On Sep 07, 2010, at 17:40, Peter Tyser wrote:
Hi Kyle,
The latest u-boot.git still seems to have the P2020DS lines that I referenced in "Makefile", and it has no references at all to "P2020DS" in the "boards.cfg" file.
It looks like the top-level Makefile is still required for boards that support multiple configs, eg 'make P2020DS_36BIT' will configure U-Boot to compile a 36-bit addressable U-Boot image while 'make P2020DS' will configure a 32-bit addressable U-Boot image, but they both use the same Makefile rule with some fancy parsing. So I guess if you have a need for both a 32 and 36bit version of U-Boot you'll to modify the Makefile like your original patch did unfortunately. If you don't need to support both U-Boot configs, you can go the route of other similar boards that are only in boards.cfg, eg P4080DS, P1022DS, XPedite5370, etc.
Hmm... Well I'd like to just have my config always be 36-bit to support up to 4GB of RAM. On the other hand, I also still need to support 32-bit kernels (with only 2GB of usable RAM, obviously). Unfortunately right now I don't see any way of doing both from the same U-Boot image and device tree, as a 36-bit U-Boot maps critical I/O much higher in physical address space.

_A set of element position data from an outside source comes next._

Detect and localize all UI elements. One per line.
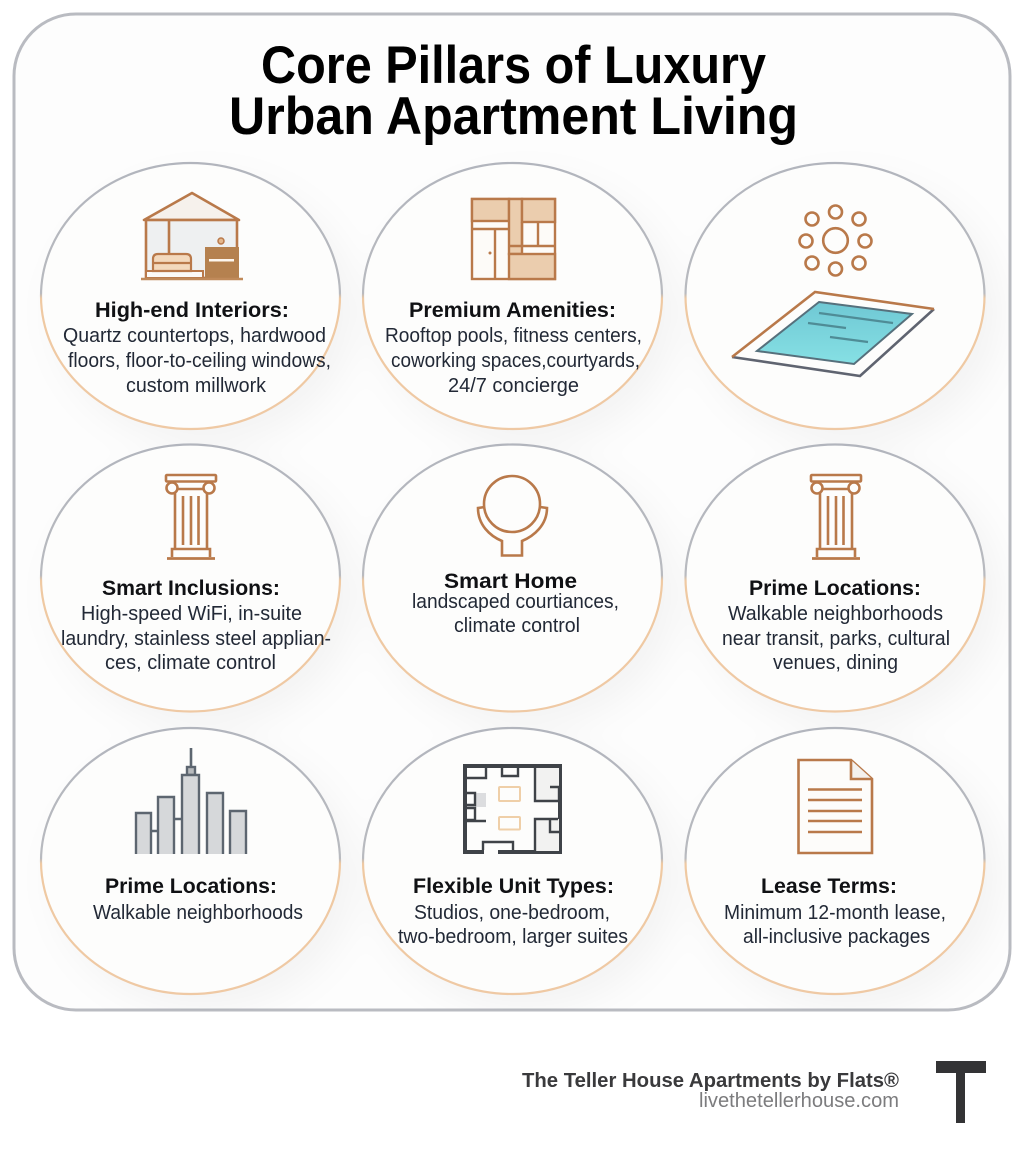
description: Walkable neighborhoods [93,902,303,924]
panel: rooftop pool illustration [686,163,984,429]
description [63,325,331,397]
logo: T mark [936,1061,986,1123]
icon: floor plan blocks [472,199,555,279]
description [724,902,946,948]
description: laundry, stainless steel applian- [61,628,331,650]
heading: Prime Locations: [749,577,921,600]
footer brand text: The Teller House Apartments by Flats® [522,1070,899,1092]
panel: prime locations with skyline [41,728,340,994]
panel: smart inclusions [41,444,340,712]
footer brand text [522,1070,899,1112]
panel: flexible unit types [363,728,662,994]
heading: Smart Inclusions: [102,577,280,600]
description: two-bedroom, larger suites [398,926,628,948]
icon: document [798,760,872,853]
description: all-inclusive packages [743,926,930,948]
icon: house interior [141,193,243,279]
description: Quartz countertops, hardwood [63,325,326,347]
description: climate control [454,615,580,637]
heading: Premium Amenities: [409,299,616,322]
heading: Smart Home [444,570,577,593]
icon: circle in cradle [478,476,547,556]
description: Minimum 12-month lease, [724,902,946,924]
panel: high-end interiors [41,163,340,429]
footer brand text: livethetellerhouse.com [699,1090,899,1112]
description: near transit, parks, cultural [722,628,950,650]
description: floors, floor-to-ceiling windows, [68,350,331,372]
description [722,603,950,674]
panel: lease terms [686,728,984,994]
icon: sun of circles [800,206,872,276]
description: Walkable neighborhoods [728,603,943,625]
description: Rooftop pools, fitness centers, [385,325,642,347]
icon: column [166,475,216,558]
panel: premium amenities [363,163,662,429]
description [61,603,331,674]
description: Studios, one-bedroom, [414,902,610,924]
description: coworking spaces,courtyards, [391,350,640,372]
title: Urban Apartment Living [229,87,798,146]
title [229,36,798,146]
description: High-speed WiFi, in-suite [81,603,302,625]
description [412,591,619,637]
description [385,325,642,397]
description: 24/7 concierge [448,375,579,397]
description: custom millwork [126,375,267,397]
description: venues, dining [773,652,898,674]
panel: prime locations with text [686,444,984,712]
heading: Flexible Unit Types: [413,875,614,898]
description: ces, climate control [105,652,276,674]
heading: High-end Interiors: [95,299,289,322]
description: landscaped courtiances, [412,591,619,613]
panel: smart home [363,444,662,712]
icon: column [811,475,861,558]
heading: Prime Locations: [105,875,277,898]
icon: apartment floor plan [465,766,560,854]
icon: swimming pool [732,292,934,376]
heading: Lease Terms: [761,875,897,898]
icon: city skyline [136,748,246,854]
description [398,902,628,948]
title: Core Pillars of Luxury [261,36,766,95]
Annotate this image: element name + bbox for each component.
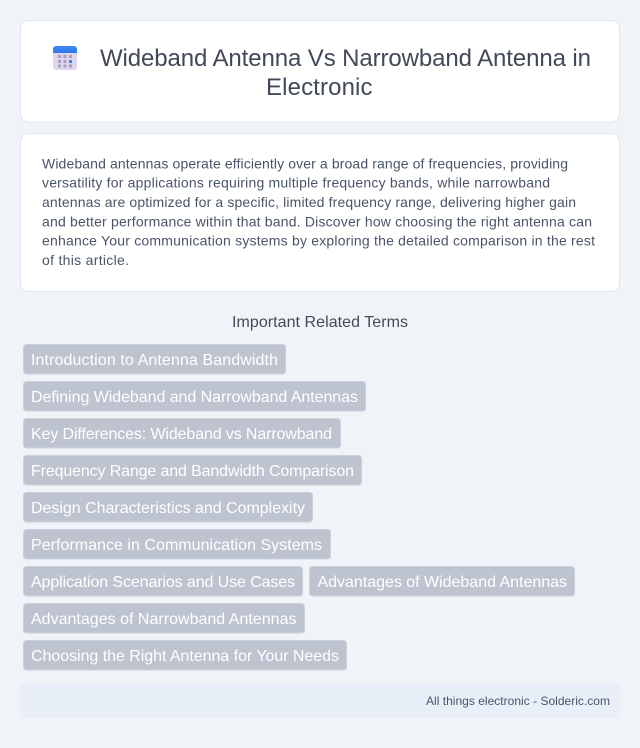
tag: defining: Defining Wideband and Narrowband Antennas (31, 389, 358, 406)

This leads to another question: Is there any way to create a memory hole just like x86_64 systems do? Specifically, I'm thinking about a physical memory-map like this:
0x00000000 - 0x7fffffff [ 2GB] DDR2 Memory 0x80000000 - 0x9fffffff [512MB] PCIE3 Window 0xa0000000 - 0xbfffffff [512MB] PCIE2 Window 0xc0000000 - 0xdfffffff [512MB] PCIE1 Window 0xe0000000 - 0xefffffff [256MB] FLASH (2x128MB) 0xf0000000 - 0xffffffff [256MB] Miscellaneous I/O resources 0x100000000 - 0x17fffffff [ 2GB] DDR2 Memory, inaccessible to 32-bit OS
This is basically the same as my current 32-bit memory mapping, but with all memory above 2GB mapped separately further up in the address space.
From what I understand there would be 2 parts to the change:
(1) Modifying U-Boot to have "memory hole" start and end addresses, between which it would not create TLB entries that map to RAM. (2) Modifying U-Boot and/or the kernel to split the RAM into 2 ranges in the device tree.
I'm very willing to try to tackle this, but I'd need some pointers from the U-Boot community about where to start.